I like writing papers about as much as anyone who holds a B.A. in English can. However, there are times that writing a paper doesn’t always cut it and there might be a better way to engage with course materials. This is something that I’ve found library school embraces. Many of my professors have assigned practical projects designed to allow my peers and I to directly apply the concepts we’re learning to our future careers. As former hacker Hanna Roseen points out, the MLIS is an academic and professional degree, and practical projects are one way the professional side of the degree is emphasized.
In past semesters I’ve coded a website from the ground up, created a LibGuide, and engaged directly with collection development. This semester, I’m creating storytime plans, filming storytime demonstration videos, learning and telling stories, and creating a portfolio filled with critical discussions of picture books.

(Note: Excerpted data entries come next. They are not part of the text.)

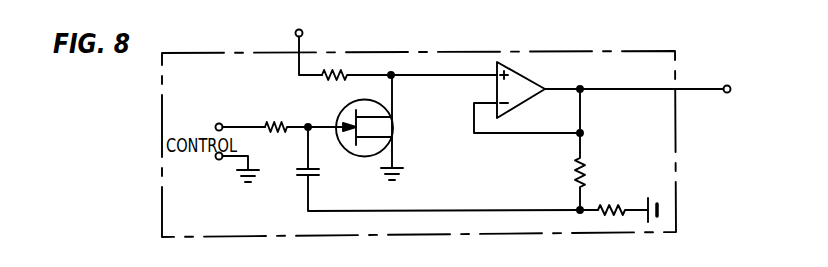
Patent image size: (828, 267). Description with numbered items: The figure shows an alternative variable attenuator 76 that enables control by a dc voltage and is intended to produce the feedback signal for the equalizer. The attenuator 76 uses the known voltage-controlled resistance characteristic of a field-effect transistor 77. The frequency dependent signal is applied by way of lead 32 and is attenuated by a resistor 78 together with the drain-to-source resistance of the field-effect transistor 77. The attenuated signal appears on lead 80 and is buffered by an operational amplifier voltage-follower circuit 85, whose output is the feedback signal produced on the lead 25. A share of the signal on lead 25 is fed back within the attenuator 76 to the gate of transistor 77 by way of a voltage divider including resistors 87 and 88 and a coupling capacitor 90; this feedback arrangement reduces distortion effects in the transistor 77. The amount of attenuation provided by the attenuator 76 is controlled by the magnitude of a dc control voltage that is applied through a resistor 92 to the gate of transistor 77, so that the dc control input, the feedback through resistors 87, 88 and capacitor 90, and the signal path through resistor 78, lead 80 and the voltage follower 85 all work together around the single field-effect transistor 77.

The variable attenuator 76 is at (195, 85).
The lead 32 is at (302, 44).
The resistor 78 is at (345, 74).
The lead 80 is at (443, 77).
The resistor 92 is at (286, 122).
The coupling capacitor 90 is at (320, 172).
The field-effect transistor 77 is at (393, 128).
The operational amplifier voltage-follower circuit 85 is at (556, 121).
The lead 25 is at (715, 87).
The resistor 87 is at (576, 174).
The resistor 88 is at (607, 202).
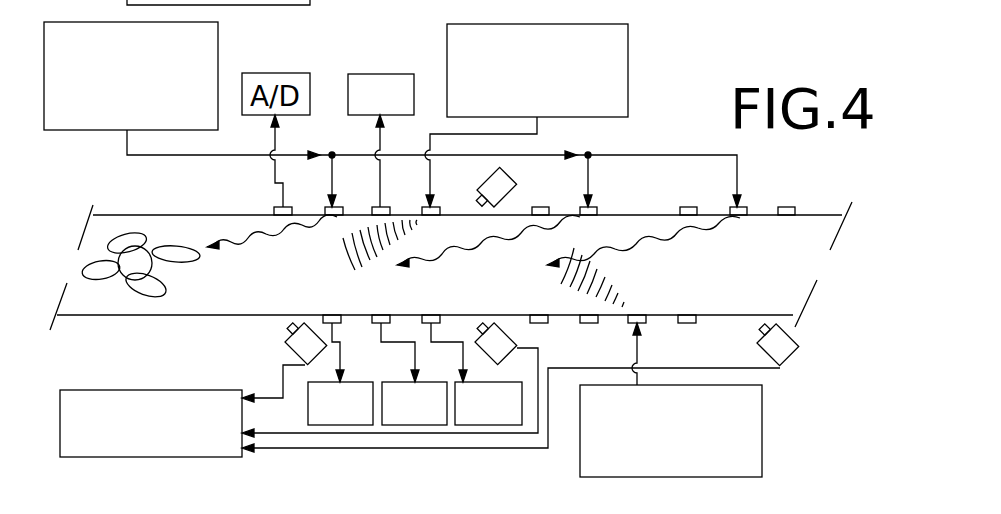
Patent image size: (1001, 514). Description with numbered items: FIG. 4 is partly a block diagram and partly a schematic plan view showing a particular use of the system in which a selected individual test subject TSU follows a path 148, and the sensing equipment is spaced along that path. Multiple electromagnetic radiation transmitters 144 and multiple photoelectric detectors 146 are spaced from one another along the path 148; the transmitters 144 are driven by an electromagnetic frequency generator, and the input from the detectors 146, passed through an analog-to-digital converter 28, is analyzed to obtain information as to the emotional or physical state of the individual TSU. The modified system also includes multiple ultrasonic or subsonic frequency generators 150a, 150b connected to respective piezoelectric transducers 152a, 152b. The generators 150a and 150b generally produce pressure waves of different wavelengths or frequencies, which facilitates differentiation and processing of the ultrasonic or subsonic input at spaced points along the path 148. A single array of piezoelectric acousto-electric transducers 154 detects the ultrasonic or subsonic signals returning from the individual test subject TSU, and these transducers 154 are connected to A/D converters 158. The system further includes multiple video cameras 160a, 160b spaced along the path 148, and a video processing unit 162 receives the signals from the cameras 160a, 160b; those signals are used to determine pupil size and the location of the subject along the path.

The analog-to-digital converter 28 is at (355, 73).
The electromagnetic radiation transmitters 144 is at (107, 130).
The photoelectric detectors 146 is at (368, 215).
The path 148 is at (805, 278).
The ultrasonic or subsonic frequency generator 150a is at (563, 24).
The ultrasonic or subsonic frequency generator 150b is at (762, 430).
The piezoelectric transducer 152a is at (433, 216).
The piezoelectric transducer 152b is at (643, 318).
The piezoelectric acousto-electric transducers 154 is at (540, 325).
The A/D converters 158 is at (330, 425).
The video camera 160a is at (486, 323).
The video camera 160b is at (797, 336).
The video processing unit 162 is at (195, 390).
The individual test subject TSU is at (177, 268).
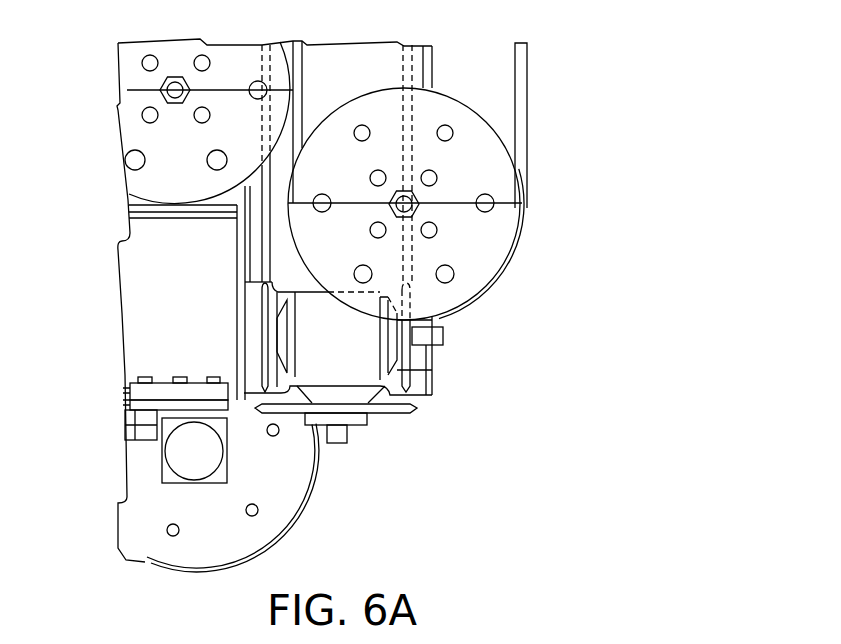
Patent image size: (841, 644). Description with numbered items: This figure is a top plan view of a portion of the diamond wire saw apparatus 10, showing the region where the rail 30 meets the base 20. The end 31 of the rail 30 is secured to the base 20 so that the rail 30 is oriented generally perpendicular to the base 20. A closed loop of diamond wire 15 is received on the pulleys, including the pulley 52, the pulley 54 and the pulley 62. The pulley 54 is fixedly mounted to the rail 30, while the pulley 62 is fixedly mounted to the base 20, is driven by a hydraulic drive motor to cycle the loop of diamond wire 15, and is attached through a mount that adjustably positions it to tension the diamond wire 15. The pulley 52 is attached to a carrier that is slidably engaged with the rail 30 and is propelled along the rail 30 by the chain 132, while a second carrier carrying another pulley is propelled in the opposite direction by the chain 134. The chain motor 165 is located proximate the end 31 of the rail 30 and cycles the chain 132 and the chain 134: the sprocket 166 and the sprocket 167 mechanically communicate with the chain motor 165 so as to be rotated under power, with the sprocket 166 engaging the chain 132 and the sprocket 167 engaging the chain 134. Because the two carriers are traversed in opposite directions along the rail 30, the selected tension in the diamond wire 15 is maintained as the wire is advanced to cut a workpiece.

The diamond wire saw apparatus 10 is at (656, 105).
The diamond wire 15 is at (518, 90).
The base 20 is at (145, 303).
The rail 30 is at (433, 67).
The end of rail 31 is at (430, 396).
The pulley 52 is at (142, 131).
The pulley 54 is at (502, 176).
The pulley 62 is at (285, 503).
The chain 132 is at (266, 256).
The chain 134 is at (408, 273).
The chain motor 165 is at (348, 352).
The sprocket 166 is at (265, 307).
The sprocket 167 is at (412, 370).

Writing papers is something that I’m comfortable with, but practical projects often push me outside of my comfort zone. That’s a good thing, because I know that as an early career librarian I’m going to be outside of my comfort zone a lot.
With a few practical projects under my belt, and several more on my plate right now, here are my tips for embracing the practical project.
Get started early
I’m one of those people who can type up a decent paper pretty quickly, but that isn’t the case when it comes to a project that requires learning a new technology, practicing new skills, or learning new material to share with others.
Practical projects are often more time intensive than writing a paper, and like any deadline they can sneak up on you. I like to keep an eye on when my project is due and try to knock out little chunks of it here and there. That doesn’t always work, and like just about everybody, I end up procrastinating sometimes, but it’s important to give yourself plenty of time to work on intensive projects to avoid stress and burnout at the end.
Do more than the bare minimum
Not every project can be done to the extra credit level (nor does every project offer extra credit), but when possible do more than the minimum requirements. Projects like this are meant to help you out in your future career, so putting time into them now will help you later on in the future. For example, with the storytime plans I’m working on for my course in “ Library Programming and Services for Children,” I’m trying to make my program plans as fleshed out as possible in a way that will be useful for me in the future when I have to plan and implement a program of my own for the first time. For me, this means adding asides in brackets that will help me actually use these plans in the future.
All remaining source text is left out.